I recently came across an article by church consultant Susan Beaumont on making space for middle ground in our churches, something proving more difficult in the context of an extremely polarized national political culture. The presidential campaign was like nothing I’ve ever seen and the first few months of the Trump presidency has proved no different. It impacts us. I read the article the same week I was preparing for last month’s pastor’s forum “Political Differences at Bethany.”

A healthy congregation, says Beaumont, hosts a broad spectrum of thought. Outliers with extreme viewpoints are regarded as quirky and often endearing. The presence of a strong middle ground means no one is too far removed from another with a similar ideology. “There is someone near me in perspective who connects me beyond my reach, thus bridging ideological gaps.”
“When polarization happens, we lose the middle. Some of the people who represented a safe buffer between extremes move into the extremes. Others who stood at our ideological center grow alarmed by the polarization and step out or silence themselves, and we lose our mediation zone.”
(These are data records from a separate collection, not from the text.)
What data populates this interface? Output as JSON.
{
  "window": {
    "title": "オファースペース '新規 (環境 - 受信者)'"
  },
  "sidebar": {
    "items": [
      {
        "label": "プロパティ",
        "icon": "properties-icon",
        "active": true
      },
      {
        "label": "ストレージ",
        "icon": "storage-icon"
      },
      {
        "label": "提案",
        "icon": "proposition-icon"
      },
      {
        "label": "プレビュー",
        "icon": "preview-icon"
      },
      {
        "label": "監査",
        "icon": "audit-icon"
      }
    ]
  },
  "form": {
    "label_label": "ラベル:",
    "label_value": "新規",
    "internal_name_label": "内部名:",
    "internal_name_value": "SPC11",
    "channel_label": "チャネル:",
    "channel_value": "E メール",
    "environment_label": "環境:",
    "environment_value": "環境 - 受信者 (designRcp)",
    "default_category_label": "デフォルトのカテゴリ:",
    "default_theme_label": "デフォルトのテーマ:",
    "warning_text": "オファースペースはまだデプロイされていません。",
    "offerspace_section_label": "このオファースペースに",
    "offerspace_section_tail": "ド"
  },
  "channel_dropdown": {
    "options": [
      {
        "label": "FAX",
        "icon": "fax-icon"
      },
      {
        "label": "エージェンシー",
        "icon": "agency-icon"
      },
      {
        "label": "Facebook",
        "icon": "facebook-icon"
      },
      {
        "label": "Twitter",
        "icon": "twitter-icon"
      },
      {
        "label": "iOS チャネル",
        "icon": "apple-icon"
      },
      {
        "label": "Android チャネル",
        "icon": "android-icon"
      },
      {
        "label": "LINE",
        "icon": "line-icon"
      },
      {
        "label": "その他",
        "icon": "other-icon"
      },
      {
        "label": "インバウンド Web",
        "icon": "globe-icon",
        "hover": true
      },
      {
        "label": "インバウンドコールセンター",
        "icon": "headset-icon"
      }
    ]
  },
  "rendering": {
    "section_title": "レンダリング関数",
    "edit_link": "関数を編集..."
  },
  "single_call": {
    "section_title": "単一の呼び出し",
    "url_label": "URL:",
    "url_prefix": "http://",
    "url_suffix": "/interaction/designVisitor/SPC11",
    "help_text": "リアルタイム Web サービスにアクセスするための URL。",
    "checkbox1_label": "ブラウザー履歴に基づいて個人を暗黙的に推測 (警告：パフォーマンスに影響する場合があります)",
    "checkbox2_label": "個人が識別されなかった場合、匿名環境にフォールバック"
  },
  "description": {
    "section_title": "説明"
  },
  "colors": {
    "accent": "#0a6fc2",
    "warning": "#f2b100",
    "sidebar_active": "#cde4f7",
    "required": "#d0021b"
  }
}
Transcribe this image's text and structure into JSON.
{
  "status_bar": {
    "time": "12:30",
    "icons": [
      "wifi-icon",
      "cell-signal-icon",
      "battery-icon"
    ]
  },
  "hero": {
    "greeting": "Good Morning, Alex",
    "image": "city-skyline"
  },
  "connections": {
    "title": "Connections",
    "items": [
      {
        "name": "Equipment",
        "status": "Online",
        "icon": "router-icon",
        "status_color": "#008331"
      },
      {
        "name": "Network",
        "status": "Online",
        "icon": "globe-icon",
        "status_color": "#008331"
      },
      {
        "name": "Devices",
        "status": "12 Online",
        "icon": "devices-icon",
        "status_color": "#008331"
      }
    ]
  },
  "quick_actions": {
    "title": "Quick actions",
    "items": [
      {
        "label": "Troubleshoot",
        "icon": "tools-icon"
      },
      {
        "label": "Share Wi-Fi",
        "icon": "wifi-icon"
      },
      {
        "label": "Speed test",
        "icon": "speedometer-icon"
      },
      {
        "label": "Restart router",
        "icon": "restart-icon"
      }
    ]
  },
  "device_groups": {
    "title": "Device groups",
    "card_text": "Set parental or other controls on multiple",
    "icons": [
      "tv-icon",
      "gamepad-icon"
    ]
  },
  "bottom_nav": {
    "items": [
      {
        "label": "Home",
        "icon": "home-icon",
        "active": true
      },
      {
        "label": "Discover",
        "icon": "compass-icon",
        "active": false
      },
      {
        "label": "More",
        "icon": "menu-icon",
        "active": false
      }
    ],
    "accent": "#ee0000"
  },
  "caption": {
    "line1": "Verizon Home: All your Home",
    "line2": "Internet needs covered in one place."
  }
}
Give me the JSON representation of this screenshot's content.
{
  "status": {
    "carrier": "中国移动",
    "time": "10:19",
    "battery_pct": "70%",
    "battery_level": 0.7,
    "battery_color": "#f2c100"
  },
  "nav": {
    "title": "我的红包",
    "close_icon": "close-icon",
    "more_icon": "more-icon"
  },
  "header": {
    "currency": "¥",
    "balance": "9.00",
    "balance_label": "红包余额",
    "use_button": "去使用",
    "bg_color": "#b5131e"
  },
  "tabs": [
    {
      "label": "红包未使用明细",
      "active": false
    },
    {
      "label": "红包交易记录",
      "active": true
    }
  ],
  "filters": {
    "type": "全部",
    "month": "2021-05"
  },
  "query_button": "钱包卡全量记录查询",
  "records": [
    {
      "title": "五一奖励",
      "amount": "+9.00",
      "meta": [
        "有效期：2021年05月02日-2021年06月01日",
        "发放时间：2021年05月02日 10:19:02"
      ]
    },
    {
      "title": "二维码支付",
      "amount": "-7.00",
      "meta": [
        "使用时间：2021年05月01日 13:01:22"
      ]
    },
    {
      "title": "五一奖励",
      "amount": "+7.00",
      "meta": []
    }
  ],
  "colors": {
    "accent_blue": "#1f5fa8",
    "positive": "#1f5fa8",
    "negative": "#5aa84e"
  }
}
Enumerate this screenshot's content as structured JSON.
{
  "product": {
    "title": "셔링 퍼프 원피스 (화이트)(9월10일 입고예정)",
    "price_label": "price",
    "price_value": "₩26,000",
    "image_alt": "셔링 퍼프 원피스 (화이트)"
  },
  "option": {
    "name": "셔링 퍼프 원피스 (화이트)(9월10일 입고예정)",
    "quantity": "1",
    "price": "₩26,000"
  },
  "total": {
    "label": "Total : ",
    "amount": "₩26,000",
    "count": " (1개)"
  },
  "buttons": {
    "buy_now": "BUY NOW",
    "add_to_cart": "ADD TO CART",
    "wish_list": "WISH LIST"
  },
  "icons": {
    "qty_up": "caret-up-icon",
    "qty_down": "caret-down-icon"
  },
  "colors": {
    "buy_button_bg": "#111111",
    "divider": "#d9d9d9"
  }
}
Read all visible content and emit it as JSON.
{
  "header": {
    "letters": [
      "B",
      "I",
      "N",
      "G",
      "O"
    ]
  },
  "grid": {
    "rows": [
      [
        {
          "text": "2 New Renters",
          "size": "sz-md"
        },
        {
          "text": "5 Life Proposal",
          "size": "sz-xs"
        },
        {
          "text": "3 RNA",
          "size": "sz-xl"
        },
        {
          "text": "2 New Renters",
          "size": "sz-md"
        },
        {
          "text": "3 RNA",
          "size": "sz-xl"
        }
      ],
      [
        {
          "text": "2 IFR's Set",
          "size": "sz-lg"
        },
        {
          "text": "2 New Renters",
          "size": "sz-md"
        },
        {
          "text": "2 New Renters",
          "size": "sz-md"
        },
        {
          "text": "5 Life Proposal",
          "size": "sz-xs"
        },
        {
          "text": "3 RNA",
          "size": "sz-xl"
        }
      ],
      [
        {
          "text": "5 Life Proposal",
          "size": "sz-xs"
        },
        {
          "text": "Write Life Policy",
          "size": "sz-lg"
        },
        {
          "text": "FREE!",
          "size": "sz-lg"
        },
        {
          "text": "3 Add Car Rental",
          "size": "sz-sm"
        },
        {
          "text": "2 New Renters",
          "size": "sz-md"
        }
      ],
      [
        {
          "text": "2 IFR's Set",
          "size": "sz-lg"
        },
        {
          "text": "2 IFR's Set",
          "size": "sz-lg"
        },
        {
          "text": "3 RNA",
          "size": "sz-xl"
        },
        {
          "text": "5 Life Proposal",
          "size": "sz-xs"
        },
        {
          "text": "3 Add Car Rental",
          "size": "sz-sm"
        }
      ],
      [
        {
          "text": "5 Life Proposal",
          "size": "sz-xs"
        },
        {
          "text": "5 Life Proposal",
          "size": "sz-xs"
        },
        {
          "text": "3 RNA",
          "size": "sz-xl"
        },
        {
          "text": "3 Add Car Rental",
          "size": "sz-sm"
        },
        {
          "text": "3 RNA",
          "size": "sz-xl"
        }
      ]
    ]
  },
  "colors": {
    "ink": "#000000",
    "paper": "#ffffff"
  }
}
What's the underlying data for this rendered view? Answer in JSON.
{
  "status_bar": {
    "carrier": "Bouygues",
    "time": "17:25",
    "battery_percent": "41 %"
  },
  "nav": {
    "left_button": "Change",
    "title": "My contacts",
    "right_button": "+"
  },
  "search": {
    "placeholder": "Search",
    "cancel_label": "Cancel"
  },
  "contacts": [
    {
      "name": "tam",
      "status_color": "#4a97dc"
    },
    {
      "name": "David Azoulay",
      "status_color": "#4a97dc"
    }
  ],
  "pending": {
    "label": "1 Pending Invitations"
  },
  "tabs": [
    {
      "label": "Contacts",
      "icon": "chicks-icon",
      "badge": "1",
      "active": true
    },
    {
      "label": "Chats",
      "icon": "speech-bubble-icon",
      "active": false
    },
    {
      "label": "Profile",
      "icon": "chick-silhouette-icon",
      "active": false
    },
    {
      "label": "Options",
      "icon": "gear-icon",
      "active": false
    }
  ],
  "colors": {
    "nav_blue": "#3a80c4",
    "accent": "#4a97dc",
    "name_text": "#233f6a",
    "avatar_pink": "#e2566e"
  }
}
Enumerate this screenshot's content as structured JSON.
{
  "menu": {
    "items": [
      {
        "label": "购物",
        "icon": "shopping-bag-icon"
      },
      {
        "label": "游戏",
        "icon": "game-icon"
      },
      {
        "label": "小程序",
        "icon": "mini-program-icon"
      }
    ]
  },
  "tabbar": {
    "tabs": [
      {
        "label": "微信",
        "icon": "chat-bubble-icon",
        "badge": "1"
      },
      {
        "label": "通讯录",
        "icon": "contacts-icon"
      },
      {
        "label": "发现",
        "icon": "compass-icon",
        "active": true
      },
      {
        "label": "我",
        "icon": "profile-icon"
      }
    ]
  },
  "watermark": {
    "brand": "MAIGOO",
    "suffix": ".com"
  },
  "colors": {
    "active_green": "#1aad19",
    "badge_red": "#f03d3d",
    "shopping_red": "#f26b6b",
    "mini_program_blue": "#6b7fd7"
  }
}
The result is we/they thinking. We focus on personalities rather than issues. In the distortion and exaggeration, we begin defending ideologies instead of seeing one another. She then offers ten things leaders can do, including staying spiritual grounded, maintaining a sense of humor, and praying for one another.

One thing we can all do is number 6 on Beaumont’s list: “Challenge behaviors and ideas, not motives or worth.” This requires something in short supply in America these days: refusing to make assumptions about others’ motives. Before labeling another and categorizing them it’s helpful to ask for clarification of ideas and intent. Brothers and sisters in Christ give each other the benefit of the doubt.

Bethany Presbyterian Church has got to be one of the kindest congregations I know. We keep the center of our life together where it belongs, Jesus Christ. One of the pieces of our DNA code states “Bethany’s unity is centered on Christ, which allows for diverse and creative approaches to worship and Christian life together.” Yet even with our center secure, Bethany is not immune to American political shifts and turns.

I vote for a strong engagement with the apostle Paul’s almost ubiquitous exhortation to avoid questioning others’ motives but to rather focus on forgiveness, patience, forbearance (read “putting up with others”), compassion and kindness. Just skim Galatians 5, 1 Corinthians 11-13, Ephesians 4, Romans 12 and my favorite Colossians 3. The first century church had to work these muscles and so do we. This is what holiness is folks: being the body that is distinct and set apart from this age, exhibiting the new Reign of God. So as “God’s chosen ones, holy and beloved, clothe yourselves” with this new baptismal wardrobe. I’m pretty impressed already at Bethany with the fabric, style and fashion I see.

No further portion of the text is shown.